JD Vance’s ascension to the Republican ticket as vice-presidential candidate gives this 39-year-old Ohioan senator the power to shape a future Trump administration. This puts Vance second in line to the presidency, and the heir-apparent if Trump leaves office. Vance now has power. Labour will have taken this appointment with mixed feelings.
Vance is not the most diplomatic politician. Last week he said the UK could become the first “Islamist” country to have nuclear weapons after Labour won the general election. This invited muted disagreement from the Deputy Prime Minister Angela Rayner. But it should be seen as a jibe, in line with alt-right online jokes about the alliance between the Islamists and the left. Vance was trying to make his audience at the National Conservative Conference chuckle. It could also be explained by a mistaken interpretation of the UK general election: that Labour was elected because of its position on Gaza, not despite it. Labour lost five seats to pro-Palestinian independents as well as only scraping over the line in Shabana Mahmood’s and Wes Streeting’s constituencies.
The joke may have been tasteless but it matters less than the relationship Labour, particularly the Foreign Secretary David Lammy, has built with Maga Republicans in preparation for a Trump victory in November. The party’s foreign policy team has been conscious for a while that Vance was likely to be crowned as Trump’s running mate. Lammy appeared alongside him at the Munich Security Conference in February, where Vance described the then shadow foreign secretary as his “English friend”. Lammy saw Vance again for a private meeting in Washington DC in May, and repaid the compliment. This new Labour government will be hoping its prior friendship with him will bear fruit.

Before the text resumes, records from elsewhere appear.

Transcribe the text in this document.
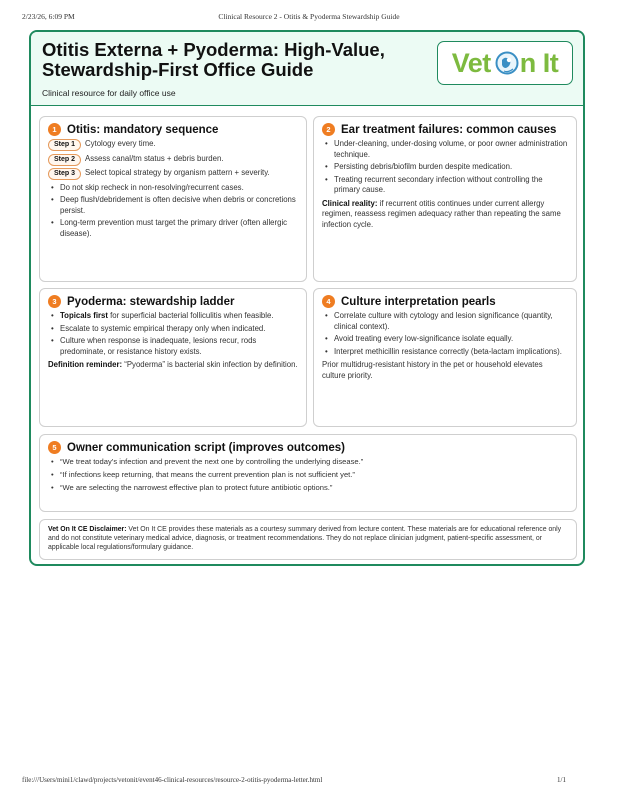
2/23/26, 6:09 PM	Clinical Resource 2 - Otitis & Pyoderma Stewardship Guide
Otitis Externa + Pyoderma: High-Value, Stewardship-First Office Guide
Clinical resource for daily office use
Vet n It
1 Otitis: mandatory sequence
Step 1 Cytology every time.
Step 2 Assess canal/tm status + debris burden.
Step 3 Select topical strategy by organism pattern + severity.
• Do not skip recheck in non-resolving/recurrent cases.
• Deep flush/debridement is often decisive when debris or concretions persist.
• Long-term prevention must target the primary driver (often allergic disease).
2 Ear treatment failures: common causes
• Under-cleaning, under-dosing volume, or poor owner administration technique.
• Persisting debris/biofilm burden despite medication.
• Treating recurrent secondary infection without controlling the primary cause.

Clinical reality: if recurrent otitis continues under current allergy regimen, reassess regimen adequacy rather than repeating the same infection cycle.

3 Pyoderma: stewardship ladder
• Topicals first for superficial bacterial folliculitis when feasible.
• Escalate to systemic empirical therapy only when indicated.
• Culture when response is inadequate, lesions recur, rods predominate, or resistance history exists.

Definition reminder: “Pyoderma” is bacterial skin infection by definition.

4 Culture interpretation pearls
• Correlate culture with cytology and lesion significance (quantity, clinical context).
• Avoid treating every low-significance isolate equally.
• Interpret methicillin resistance correctly (beta-lactam implications).

Prior multidrug-resistant history in the pet or household elevates culture priority.

5 Owner communication script (improves outcomes)
• “We treat today’s infection and prevent the next one by controlling the underlying disease.”
• “If infections keep returning, that means the current prevention plan is not sufficient yet.”
• “We are selecting the narrowest effective plan to protect future antibiotic options.”
Vet On It CE Disclaimer: Vet On It CE provides these materials as a courtesy summary derived from lecture content. These materials are for educational reference only and do not constitute veterinary medical advice, diagnosis, or treatment recommendations. They do not replace clinician judgment, patient-specific assessment, or applicable local regulations/formulary guidance.
file:///Users/mini1/clawd/projects/vetonit/event46-clinical-resources/resource-2-otitis-pyoderma-letter.html	1/1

That a personal relationship has been built is undeniable. But diplomacy can only take two parties who fundamentally disagree so far. Vance has been strident in his calls for the US to curtail its support for Ukraine, something that Keir Starmer and Lammy have committed to maintaining. Vance represents a populist, isolationist Republicanism that is sceptical about using American power overseas. The US defensive umbrella that protects Europe could become more precarious with him in the White House. For all the bluster and rhetoric the US campaign will inevitably throw out, it could be the substantive differences between Labour and Vance over which this special relationship eventually falters.